Mayoral elections in Bangladesh's two largest cities have been boycotted by the opposition BNP nationalist party. Complaints of widespread rigging have been played down by the nation's electoral commission.
The opposition Bangladeshi Nationalist Party (BNP) boycotted elections in Dhaka and Chittagong on Tuesday. It pulled out four hours into voting, claiming that there had been widespread rigging.
Tuesday's polls for which 6 million people were eligible had been seen as a key test for Prime Minister Sheikh Hasina (pictured above) and her center-left ruling Awami League party.
Senior BNP leader Moudud Ahmed accused Hasina's party of "capturing polling centers" and voting for their own candidates. Turnout was barely 5 percent, Ahmed claimed.
Awami League party leader Mahbubul Hanif accused the BNP of "pre-planning" its boycott to mask anticipated defeat and "create an issue for a fresh movement."
Electoral commission spokesman S.M. Asaduzzaman said he had not heard any complaints by candidates about rigging.
The US embassy in Dhaka urged Bangladesh's government to investigate what it called "widespread, first-hand and credible reports of vote-rigging," and intimidation.

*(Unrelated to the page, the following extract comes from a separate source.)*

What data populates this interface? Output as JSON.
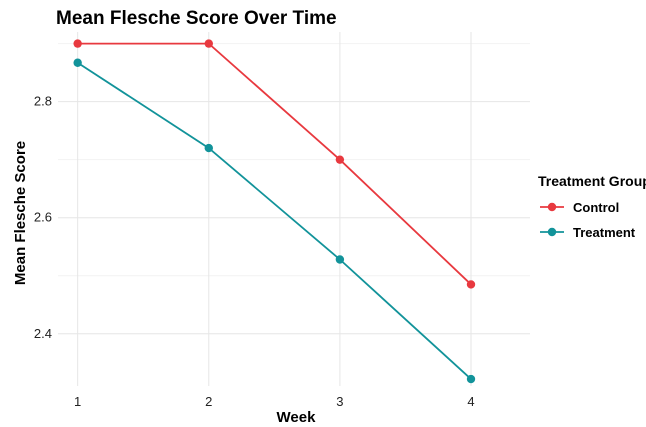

In Bangladesh has a long history of political violence and rivalry between the league's Hasina and BNP leader Khaleda Zia. They have alternated as prime minister over most of the past two decades.
Since early this year, scores of people have been killed political violence.
Hasina won a national election in January last year. Since then, her government has cracked down on dissent.